Es el gobierno cubano el que es exigente. Recientemente rechazó una piscina portátil, que el remitente aseguró que iba a ser usada como cisterna de emergencia. En una isla con una severa escasez de agua, las piscinas personales no son bien vistas. El gobierno está dispuesto a aceptar ventiladores, pero no unidades de aire acondicionado. Las lavadoras de ropa están bien, pero no las secadoras, que consumen energía eléctrica, indicó Sánchez. Aunque las bicicletas son un artículo común en los embarques, los cubanos rechazaron recientemente un chasis de motocicleta y una trasmisión de automóvil.
Desde que se convirtió en la primera compañía en más de 50 años en ofrecer servicio marítimo directo de Miami a La Habana, International Port Corp. ha estado en contacto regular con el gobierno cubano acerca de lo que es aceptable y lo que no. Cuando un artículo es rechazado, IPC llama al remitente para que lo recoja, una alternativa mejor a la de que sea confiscado en La Habana.
IPC, cuyo servicio de entregas ha sido aprobado por el gobierno de Estados Unidos, utiliza un buque de carga de 300 pies, el Ana Cecilia, y se propone hacer un viaje semanal a Cuba.

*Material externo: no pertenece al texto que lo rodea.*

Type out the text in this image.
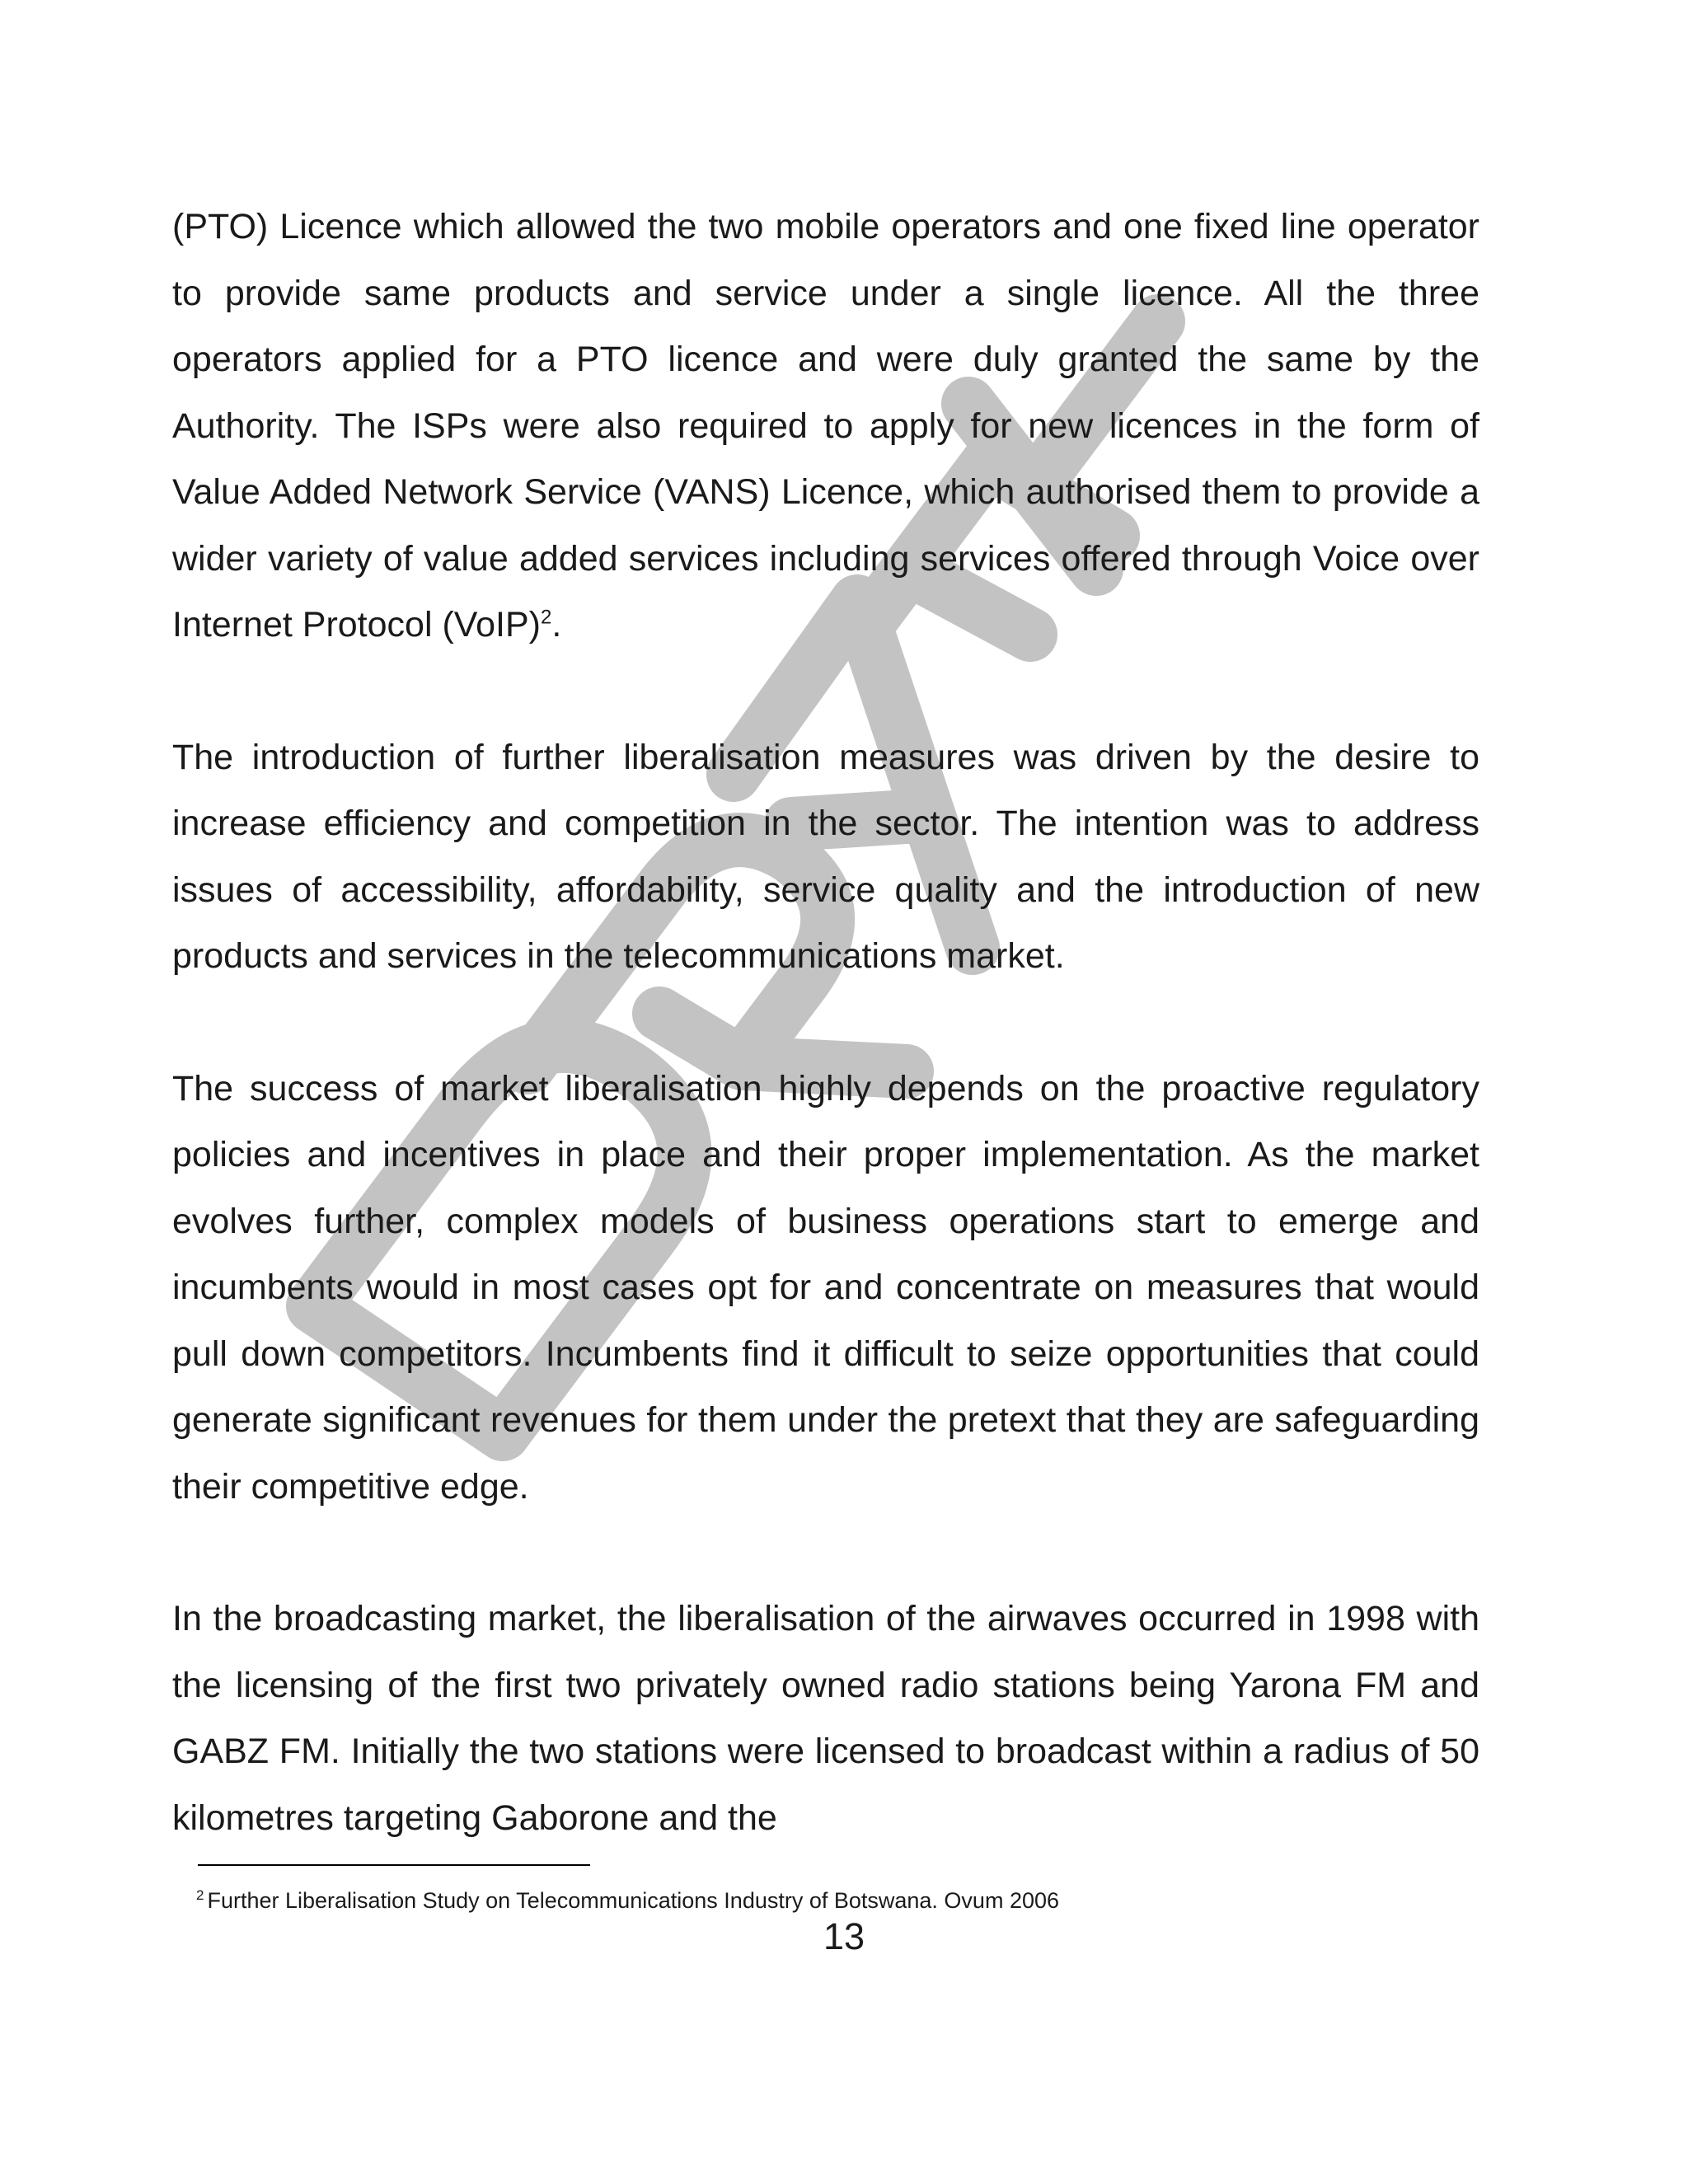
(PTO) Licence which allowed the two mobile operators and one fixed line operator to provide same products and service under a single licence. All the three operators applied for a PTO licence and were duly granted the same by the Authority. The ISPs were also required to apply for new licences in the form of Value Added Network Service (VANS) Licence, which authorised them to provide a wider variety of value added services including services offered through Voice over Internet Protocol (VoIP)$^2$.

The introduction of further liberalisation measures was driven by the desire to increase efficiency and competition in the sector. The intention was to address issues of accessibility, affordability, service quality and the introduction of new products and services in the telecommunications market.

The success of market liberalisation highly depends on the proactive regulatory policies and incentives in place and their proper implementation. As the market evolves further, complex models of business operations start to emerge and incumbents would in most cases opt for and concentrate on measures that would pull down competitors. Incumbents find it difficult to seize opportunities that could generate significant revenues for them under the pretext that they are safeguarding their competitive edge.

In the broadcasting market, the liberalisation of the airwaves occurred in 1998 with the licensing of the first two privately owned radio stations being Yarona FM and GABZ FM. Initially the two stations were licensed to broadcast within a radius of 50 kilometres targeting Gaborone and the

$^2$ Further Liberalisation Study on Telecommunications Industry of Botswana. Ovum 2006
13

El tercer cargamento está programado para salir el miércoles. Sus dos contenedores de 45 pies están llenos de casi todo, hasta un fregadero. También hay equipos para un taller de máquinas que un cubano de visita se propone abrir en la isla, equipos electrónicos, bicicletas y muchos artículos pequeños (un juego de cazuelas y sartenes, medicinas, un asiento de inodoro, una aspiradora de taller, muñecas Barbie, calzoncillos de Batman y especias).

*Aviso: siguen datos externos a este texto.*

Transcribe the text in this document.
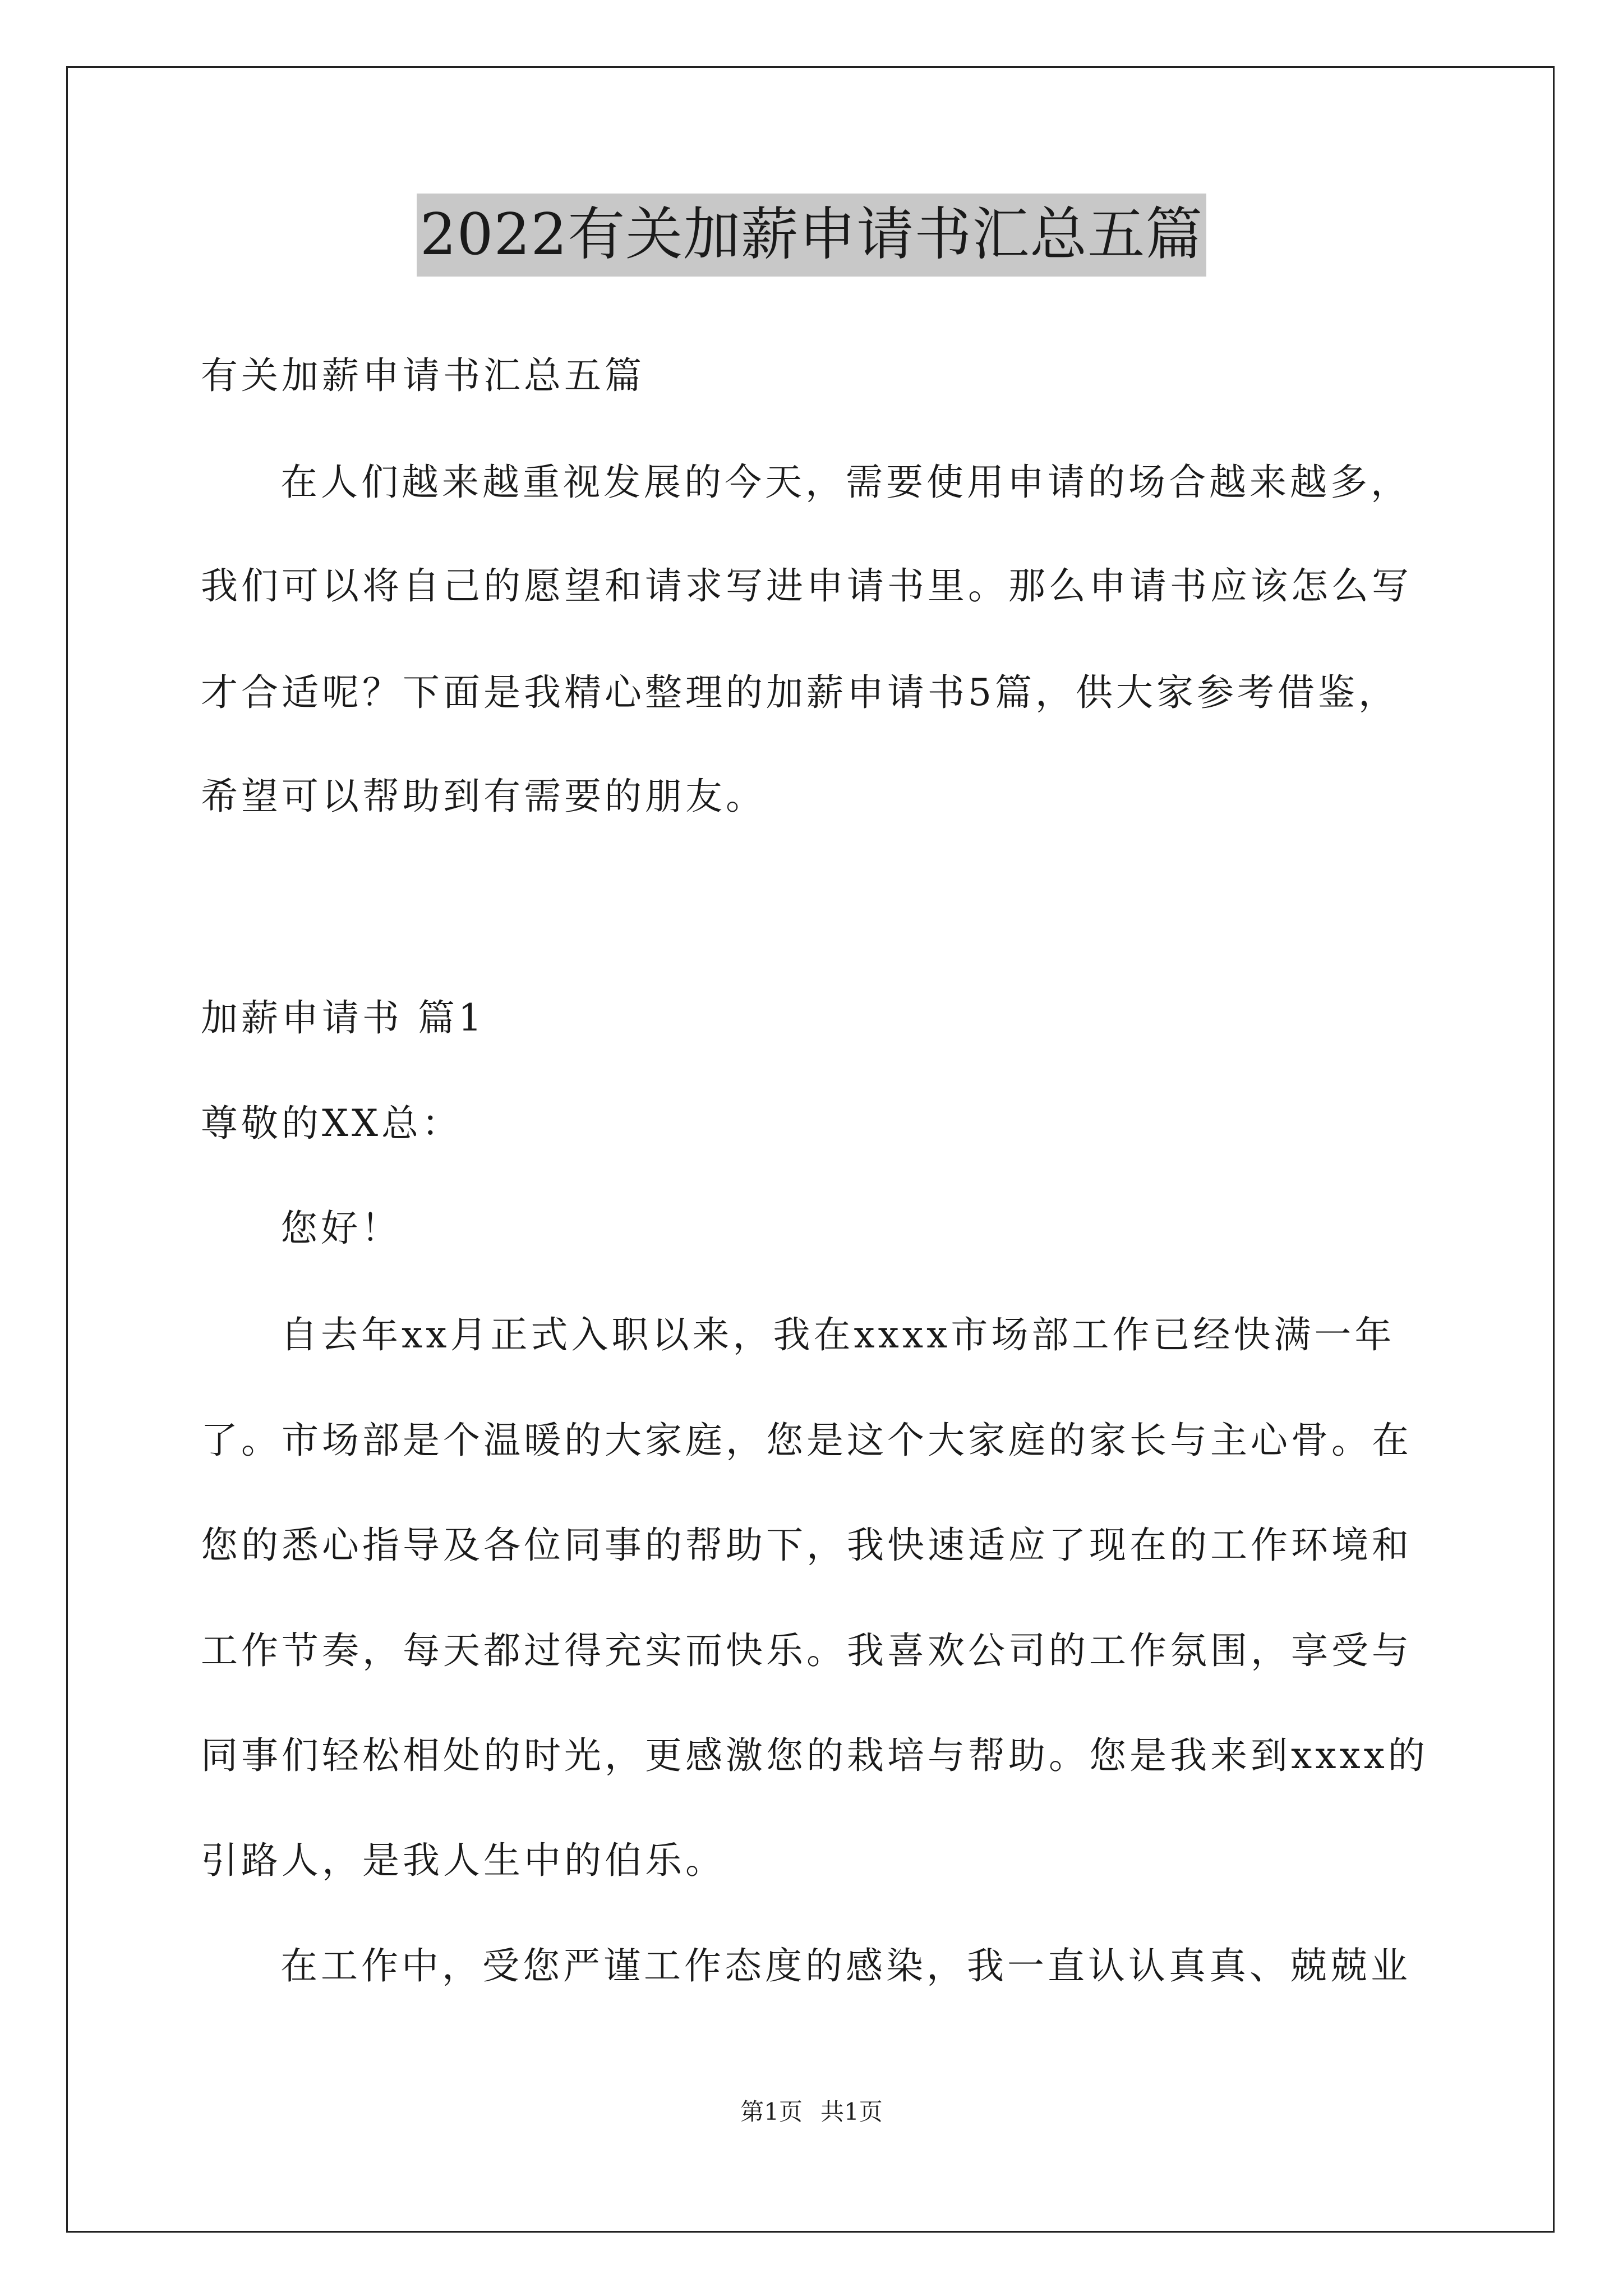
2022有关加薪申请书汇总五篇
有关加薪申请书汇总五篇
在人们越来越重视发展的今天，需要使用申请的场合越来越多，
我们可以将自己的愿望和请求写进申请书里。那么申请书应该怎么写
才合适呢？下面是我精心整理的加薪申请书5篇，供大家参考借鉴，
希望可以帮助到有需要的朋友。
加薪申请书 篇1
尊敬的XX总：
您好！
自去年xx月正式入职以来，我在xxxx市场部工作已经快满一年
了。市场部是个温暖的大家庭，您是这个大家庭的家长与主心骨。在
您的悉心指导及各位同事的帮助下，我快速适应了现在的工作环境和
工作节奏，每天都过得充实而快乐。我喜欢公司的工作氛围，享受与
同事们轻松相处的时光，更感激您的栽培与帮助。您是我来到xxxx的
引路人，是我人生中的伯乐。
在工作中，受您严谨工作态度的感染，我一直认认真真、兢兢业
第1页 共1页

El viaje demora de 16 a 18 horas. La descarga ocupa una hora o algo así, y después el Ana Cecilia da media vuelta y regresa a Miami. A la tripulación de ocho integrantes no se le permite desembarcar.

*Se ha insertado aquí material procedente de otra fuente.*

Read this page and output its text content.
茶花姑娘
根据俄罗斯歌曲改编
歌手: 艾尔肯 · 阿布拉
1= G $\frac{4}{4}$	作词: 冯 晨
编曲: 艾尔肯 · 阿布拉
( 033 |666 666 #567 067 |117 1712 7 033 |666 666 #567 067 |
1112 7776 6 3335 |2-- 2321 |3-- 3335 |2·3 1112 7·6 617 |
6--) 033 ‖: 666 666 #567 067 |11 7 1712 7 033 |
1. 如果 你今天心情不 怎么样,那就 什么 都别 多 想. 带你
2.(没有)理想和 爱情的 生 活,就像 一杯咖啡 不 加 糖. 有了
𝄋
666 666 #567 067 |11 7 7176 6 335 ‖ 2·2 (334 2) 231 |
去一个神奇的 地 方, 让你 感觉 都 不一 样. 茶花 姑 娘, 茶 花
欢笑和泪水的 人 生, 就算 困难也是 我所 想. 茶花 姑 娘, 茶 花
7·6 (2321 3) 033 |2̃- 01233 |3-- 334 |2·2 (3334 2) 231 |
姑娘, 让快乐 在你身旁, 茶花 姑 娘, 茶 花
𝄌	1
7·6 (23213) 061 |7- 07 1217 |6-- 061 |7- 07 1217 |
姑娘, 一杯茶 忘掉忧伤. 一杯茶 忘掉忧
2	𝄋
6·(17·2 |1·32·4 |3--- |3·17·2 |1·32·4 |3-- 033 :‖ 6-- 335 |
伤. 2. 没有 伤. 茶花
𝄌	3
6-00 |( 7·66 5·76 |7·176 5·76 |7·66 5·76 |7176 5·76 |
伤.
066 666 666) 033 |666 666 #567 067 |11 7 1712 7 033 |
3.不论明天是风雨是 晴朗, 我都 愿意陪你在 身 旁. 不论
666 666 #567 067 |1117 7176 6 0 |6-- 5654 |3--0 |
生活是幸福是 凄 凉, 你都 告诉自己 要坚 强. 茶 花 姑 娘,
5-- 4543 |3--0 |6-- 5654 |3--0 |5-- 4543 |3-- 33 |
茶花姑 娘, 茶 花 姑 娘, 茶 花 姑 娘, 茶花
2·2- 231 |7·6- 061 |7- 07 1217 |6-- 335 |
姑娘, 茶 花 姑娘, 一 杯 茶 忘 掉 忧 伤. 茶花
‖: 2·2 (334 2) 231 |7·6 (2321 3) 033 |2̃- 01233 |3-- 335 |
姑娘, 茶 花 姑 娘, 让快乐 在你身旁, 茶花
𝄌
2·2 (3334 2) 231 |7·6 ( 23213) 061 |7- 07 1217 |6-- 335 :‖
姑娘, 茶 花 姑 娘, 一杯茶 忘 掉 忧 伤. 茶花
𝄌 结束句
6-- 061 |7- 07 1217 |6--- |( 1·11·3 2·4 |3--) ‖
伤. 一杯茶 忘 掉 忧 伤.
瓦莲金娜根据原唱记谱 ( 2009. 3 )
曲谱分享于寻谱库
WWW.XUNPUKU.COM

El sábado, un trabajador de IPC estaba ayudando a Gladys Casanova, residente de Hialeah, a preparar su envío, que incluía cereal, leche en polvo, galleticas, pasta y otros artículos alimenticios. Sus artículos fueron contados, pesados y reempacados en una bolsa de plástico transparente, y declarados en un manifiesto que acompaña cada paquete.
Esto es para mi sobrina. Ella no tiene a nadie allí y no tiene empleo, a pesar de que ha estudiado, indicó Casanova.